Things played out pretty closely to my educated guess on June 9th. SPX corrected 1-2% and then rallied to new highs into end of quarter nearly hitting 1980 on July 1st and not much since. SPX sits at 1974 as I type. Only 12 points below its all-time high. However, it is VERY vulnerable to a 5-10% correction imminently.
1. The projection still stands for a mid-August 5-10% bottom due to my discretionary spending lag thesis. Unfortunately for bulls, spending is UGLY (way worse than portrayed in the news for sure...see consumer spending link on right). U.G.L.Y. You ain't got no alibi. You ugly. What. What. You ugly. Spending has stayed extremely low and slightly falling for 6+ months now without a bounce meaning this tool does not project a significant 8-10%+ bounce once the next significant bottom occurs. These bottoms typically last 5 calendar weeks which means the downtrend would start this week.
2. The late great Terry Laundry's T-Theory Confidence Indicator (FAGIX:VUSTX), which has been primarily bullish since 2009 except 2011, has now made its 3rd consecutive negative divergence in the last 6+ months coinciding with spending interestingly. Combined with the negative divergences against 2011 and 2000, we now have a long-term and short-term triple divergence. I mentioned that there was a pattern of huge downturns during similar divergences with this indicator in the past in 2000, 2004, 2007, 2011 and ?2014?.
3. The bearish stat is now stretched regarding bull markets setting all-time highs 10%+ above old highs like we have done since April 2013 when SPX surpassed 1576. They typically make a 50%+ correction of that old high starting about 1 year after the high was broken. We are now on month 15. I don't think any previous examples I pointed to going back to year 1900 lasted much if any longer than 15 months.
4. SPX-related technical indicators appear to be turning bearish. The short-term moving averages I follow are at 1968-1973, so slipping back below those would make my System's Score more bearish and be more supportive of a pullback.
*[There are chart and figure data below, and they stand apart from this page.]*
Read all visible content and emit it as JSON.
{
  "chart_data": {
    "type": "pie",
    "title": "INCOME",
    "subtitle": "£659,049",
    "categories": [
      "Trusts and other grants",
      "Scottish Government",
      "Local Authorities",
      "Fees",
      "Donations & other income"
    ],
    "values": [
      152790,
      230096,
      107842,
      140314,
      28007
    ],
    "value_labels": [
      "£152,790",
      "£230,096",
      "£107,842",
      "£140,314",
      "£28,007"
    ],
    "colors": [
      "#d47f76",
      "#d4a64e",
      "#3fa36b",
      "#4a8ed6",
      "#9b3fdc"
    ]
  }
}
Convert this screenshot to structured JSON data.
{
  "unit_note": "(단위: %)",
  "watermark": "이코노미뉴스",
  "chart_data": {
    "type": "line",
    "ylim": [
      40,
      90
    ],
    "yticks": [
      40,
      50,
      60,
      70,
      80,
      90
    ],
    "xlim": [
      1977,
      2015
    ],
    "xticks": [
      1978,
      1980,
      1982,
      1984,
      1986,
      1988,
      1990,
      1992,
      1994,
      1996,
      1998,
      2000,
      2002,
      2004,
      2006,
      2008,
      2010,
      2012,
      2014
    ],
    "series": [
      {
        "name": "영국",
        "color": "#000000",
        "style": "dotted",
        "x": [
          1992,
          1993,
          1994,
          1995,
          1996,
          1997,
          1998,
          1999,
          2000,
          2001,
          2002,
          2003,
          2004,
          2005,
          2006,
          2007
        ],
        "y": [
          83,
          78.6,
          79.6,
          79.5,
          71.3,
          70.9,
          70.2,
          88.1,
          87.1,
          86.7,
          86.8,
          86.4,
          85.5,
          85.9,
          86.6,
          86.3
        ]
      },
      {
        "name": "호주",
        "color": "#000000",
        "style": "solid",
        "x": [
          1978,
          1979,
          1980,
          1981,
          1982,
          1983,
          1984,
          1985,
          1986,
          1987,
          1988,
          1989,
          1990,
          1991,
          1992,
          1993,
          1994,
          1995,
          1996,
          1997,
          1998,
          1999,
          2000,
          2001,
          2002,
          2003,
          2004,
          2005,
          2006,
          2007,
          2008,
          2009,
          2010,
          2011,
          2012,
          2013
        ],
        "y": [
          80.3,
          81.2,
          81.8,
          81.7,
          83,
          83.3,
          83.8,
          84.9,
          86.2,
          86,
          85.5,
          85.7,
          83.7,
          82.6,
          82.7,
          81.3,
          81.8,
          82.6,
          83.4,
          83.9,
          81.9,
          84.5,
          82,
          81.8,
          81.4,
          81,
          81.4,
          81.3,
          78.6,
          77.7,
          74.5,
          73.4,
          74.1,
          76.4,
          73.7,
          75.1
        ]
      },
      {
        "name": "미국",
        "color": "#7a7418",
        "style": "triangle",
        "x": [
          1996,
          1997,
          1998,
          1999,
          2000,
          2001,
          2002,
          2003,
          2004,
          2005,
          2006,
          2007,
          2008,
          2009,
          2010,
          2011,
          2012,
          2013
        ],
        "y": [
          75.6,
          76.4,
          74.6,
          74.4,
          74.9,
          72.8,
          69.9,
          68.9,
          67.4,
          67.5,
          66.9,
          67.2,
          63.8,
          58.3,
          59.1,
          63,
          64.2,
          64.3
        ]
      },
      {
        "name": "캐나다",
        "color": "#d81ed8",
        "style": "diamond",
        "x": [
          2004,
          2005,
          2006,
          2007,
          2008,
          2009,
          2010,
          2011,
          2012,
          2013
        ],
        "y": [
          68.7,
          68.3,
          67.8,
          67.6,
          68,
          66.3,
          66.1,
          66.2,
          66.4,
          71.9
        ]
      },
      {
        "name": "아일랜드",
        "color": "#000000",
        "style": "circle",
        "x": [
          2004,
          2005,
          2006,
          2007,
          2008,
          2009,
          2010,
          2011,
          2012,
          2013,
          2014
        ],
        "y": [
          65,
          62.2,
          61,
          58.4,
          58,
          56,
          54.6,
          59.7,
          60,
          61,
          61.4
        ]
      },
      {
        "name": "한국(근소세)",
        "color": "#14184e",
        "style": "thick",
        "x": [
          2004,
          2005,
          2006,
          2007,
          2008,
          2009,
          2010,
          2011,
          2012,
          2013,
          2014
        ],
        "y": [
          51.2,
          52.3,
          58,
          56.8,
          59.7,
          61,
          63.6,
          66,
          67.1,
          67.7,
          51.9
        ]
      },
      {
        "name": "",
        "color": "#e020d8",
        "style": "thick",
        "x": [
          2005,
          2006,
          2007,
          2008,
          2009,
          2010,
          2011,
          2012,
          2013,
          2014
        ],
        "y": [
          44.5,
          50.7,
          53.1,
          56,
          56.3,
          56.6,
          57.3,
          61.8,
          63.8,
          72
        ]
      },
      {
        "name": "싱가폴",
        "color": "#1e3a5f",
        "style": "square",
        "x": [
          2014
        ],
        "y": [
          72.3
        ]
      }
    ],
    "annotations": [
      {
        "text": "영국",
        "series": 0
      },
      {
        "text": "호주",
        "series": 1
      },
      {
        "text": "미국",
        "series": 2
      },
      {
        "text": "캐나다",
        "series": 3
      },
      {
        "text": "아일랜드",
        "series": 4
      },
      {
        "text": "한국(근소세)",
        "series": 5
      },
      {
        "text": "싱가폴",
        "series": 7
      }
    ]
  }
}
Also, there were plenty of negative divergence on the daily, weekly and monthly charts at the recent SPX highs. The TRIN moving average is low. VIX has diverged bullishly and now confirmed the breaking of its 5+ month downtrend.
In addition, the FOMC confirmed tapering into October and possible earlier tightening, there are bubbling global risks in Russia and the Middle East, there was a Bradley model turn date on July 16, we've yet to experience the typical summer swoon and GDP/inflation/housing/economics are concerning. Any and all of those things could be an excuse for a spark lower.
Having said all that, if SPX falls back below the 1968-1973 area and then breaks 1956, I think 1930ish is a good initial target with 1900-1920 offering more support. If we don't reach those targets until mid-August, that could be it. If we hit those targets earlier, we'll probably still get a 20-30pt bounce, but 1815 wouldn't be out of the question after that. Regardless, SPX is unlikely to move much if any higher based on the info above and should make a sizable bottom in mid-August. SPX is also not expected to bounce 8-10%+ from that low, so SPX may or may not make new highs into Sep/Oct depending on how low the August bottom is. Good fortune.